Jak się dowiedzieliśmy, mediacje między związkowcami a władzami Olsztyna jak na razie nie przyniosły efektów. Pracownicy ratusza i jednostek podległych we wtorek po raz kolejny wyjdą na ulice, aby pokazać prezydentowi Piotrowi Grzymowiczowi, że nie warto oszczędzać na płacach.
Niezadowoleni z płac pracownicy ratusza, MOPS-u, żłobków i DPS Kombatant są nadal w sporze zbiorowym z prezydentem Grzymowiczem. Mecenas Marcin Kotowski, pełnomocnik związkowców, przyznał, że spotkanie mediacyjne odbyło się 2 marca, jednak nie doszło do zawarcia porozumienia między stronami.
– Obecnie jesteśmy na etapie mediacji, niestety między stronami, które spotkały się w marcu, nie doszło do porozumienia. Związki zawodowe kontynuują akcje protestacyjne. Kolejne spotkanie mediacyjne zaplanowane zostało na 19 kwietnia 2022 roku – wyjaśnia mecenas Kotowski.
Spór zbiorowy dotyczy zarobków urzędników, które w jednostkach podległych pod urząd miasta są bardzo niskie – i wynoszą niewiele ponad najniższą krajową (a i to jest skutkiem tegorocznej podwyżki płacy o 300 zł brutto, na co zwrócił uwagę Krzysztof Tomasik z Międzyzakładowego Związku Zawodowego Pracowników MOPS i Zespołu Żłobków Miejskich).

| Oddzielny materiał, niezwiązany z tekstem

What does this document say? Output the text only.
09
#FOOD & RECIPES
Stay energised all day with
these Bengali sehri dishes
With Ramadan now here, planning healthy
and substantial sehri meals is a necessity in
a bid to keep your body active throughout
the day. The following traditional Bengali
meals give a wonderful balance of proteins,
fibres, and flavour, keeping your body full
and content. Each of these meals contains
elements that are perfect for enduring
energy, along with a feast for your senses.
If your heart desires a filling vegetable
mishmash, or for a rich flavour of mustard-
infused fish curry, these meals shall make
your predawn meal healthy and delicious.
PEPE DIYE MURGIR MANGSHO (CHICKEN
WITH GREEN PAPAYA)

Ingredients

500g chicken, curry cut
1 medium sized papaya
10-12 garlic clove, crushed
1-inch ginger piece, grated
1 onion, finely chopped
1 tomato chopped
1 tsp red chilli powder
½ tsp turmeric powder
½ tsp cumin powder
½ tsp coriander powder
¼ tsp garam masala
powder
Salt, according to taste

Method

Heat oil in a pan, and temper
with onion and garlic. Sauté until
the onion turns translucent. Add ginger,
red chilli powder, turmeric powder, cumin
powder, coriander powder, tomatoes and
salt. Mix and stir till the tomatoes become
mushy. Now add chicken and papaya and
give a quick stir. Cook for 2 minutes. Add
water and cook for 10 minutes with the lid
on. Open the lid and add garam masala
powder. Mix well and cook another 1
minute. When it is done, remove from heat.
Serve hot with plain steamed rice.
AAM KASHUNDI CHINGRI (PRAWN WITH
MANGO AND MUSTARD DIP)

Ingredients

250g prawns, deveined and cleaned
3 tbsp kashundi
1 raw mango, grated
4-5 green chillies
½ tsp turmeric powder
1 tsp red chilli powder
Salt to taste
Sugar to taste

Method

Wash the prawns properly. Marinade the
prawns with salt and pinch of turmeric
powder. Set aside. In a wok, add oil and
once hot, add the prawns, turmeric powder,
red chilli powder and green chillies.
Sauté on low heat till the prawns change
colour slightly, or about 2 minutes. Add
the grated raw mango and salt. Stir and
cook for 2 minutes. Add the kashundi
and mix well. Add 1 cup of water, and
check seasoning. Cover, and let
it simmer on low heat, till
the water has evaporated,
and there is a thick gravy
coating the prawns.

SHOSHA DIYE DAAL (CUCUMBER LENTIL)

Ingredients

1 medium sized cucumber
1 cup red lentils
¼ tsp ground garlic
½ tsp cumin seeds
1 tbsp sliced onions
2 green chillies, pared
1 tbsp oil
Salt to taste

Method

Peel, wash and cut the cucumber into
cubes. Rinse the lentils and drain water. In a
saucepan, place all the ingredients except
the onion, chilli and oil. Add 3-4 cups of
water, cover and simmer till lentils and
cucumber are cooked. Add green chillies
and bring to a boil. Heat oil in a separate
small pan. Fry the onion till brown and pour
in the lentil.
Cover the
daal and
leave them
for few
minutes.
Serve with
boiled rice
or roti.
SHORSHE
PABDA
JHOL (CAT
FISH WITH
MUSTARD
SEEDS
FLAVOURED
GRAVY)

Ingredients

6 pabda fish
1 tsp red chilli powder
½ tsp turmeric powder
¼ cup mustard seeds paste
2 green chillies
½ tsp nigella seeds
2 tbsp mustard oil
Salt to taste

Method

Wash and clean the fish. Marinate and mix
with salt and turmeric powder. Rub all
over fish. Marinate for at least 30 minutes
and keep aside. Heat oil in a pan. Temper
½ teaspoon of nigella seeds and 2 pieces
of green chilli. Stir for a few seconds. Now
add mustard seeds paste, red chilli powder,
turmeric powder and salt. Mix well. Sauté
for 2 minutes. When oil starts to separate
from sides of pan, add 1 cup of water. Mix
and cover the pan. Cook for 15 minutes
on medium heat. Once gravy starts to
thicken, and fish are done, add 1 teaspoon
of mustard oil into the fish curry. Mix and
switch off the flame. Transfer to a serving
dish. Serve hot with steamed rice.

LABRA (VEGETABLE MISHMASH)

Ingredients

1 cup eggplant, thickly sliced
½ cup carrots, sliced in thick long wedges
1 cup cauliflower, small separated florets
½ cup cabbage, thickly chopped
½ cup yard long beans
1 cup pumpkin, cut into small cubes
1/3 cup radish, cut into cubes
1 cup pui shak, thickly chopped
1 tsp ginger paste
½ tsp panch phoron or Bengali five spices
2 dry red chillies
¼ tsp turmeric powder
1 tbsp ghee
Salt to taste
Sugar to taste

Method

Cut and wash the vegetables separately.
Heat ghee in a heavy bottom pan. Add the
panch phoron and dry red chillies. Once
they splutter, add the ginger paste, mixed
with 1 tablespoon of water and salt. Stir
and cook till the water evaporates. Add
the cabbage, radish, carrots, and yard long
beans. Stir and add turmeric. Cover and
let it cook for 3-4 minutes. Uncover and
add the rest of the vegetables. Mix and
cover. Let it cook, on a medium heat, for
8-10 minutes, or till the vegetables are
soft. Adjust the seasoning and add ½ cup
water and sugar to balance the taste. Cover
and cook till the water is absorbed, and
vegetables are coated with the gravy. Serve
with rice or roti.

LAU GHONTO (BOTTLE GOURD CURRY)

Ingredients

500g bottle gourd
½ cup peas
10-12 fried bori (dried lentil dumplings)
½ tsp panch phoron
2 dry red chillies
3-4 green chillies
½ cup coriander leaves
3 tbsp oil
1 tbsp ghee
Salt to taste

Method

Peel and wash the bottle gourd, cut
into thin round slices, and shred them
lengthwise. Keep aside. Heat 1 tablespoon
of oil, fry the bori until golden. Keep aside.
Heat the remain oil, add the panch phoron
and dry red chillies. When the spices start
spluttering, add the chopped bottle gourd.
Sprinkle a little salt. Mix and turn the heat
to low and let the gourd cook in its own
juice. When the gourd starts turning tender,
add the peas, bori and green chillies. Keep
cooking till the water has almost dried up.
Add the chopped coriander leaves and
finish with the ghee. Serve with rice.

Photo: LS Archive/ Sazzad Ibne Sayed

– Te 300 zł brutto, które zostało wcielone w życie, przykrywa nieznacznie problem wieloletnich zaniedbań w kwestii regulacji płac – uważa Tomasik.
I dodaje: – W dniu jutrzejszym organizujemy pikietę, marsz protestacyjny. Zaczyna się w centrum przed urzędem. Urzędnicy pójdą al. Piłsudskiego w kierunku urzędu wojewódzkiego i wrócą drugą stroną ulicy.
Jego zdaniem taka akcja zwróci uwagę władz miasta na kwestię zarobków urzędników.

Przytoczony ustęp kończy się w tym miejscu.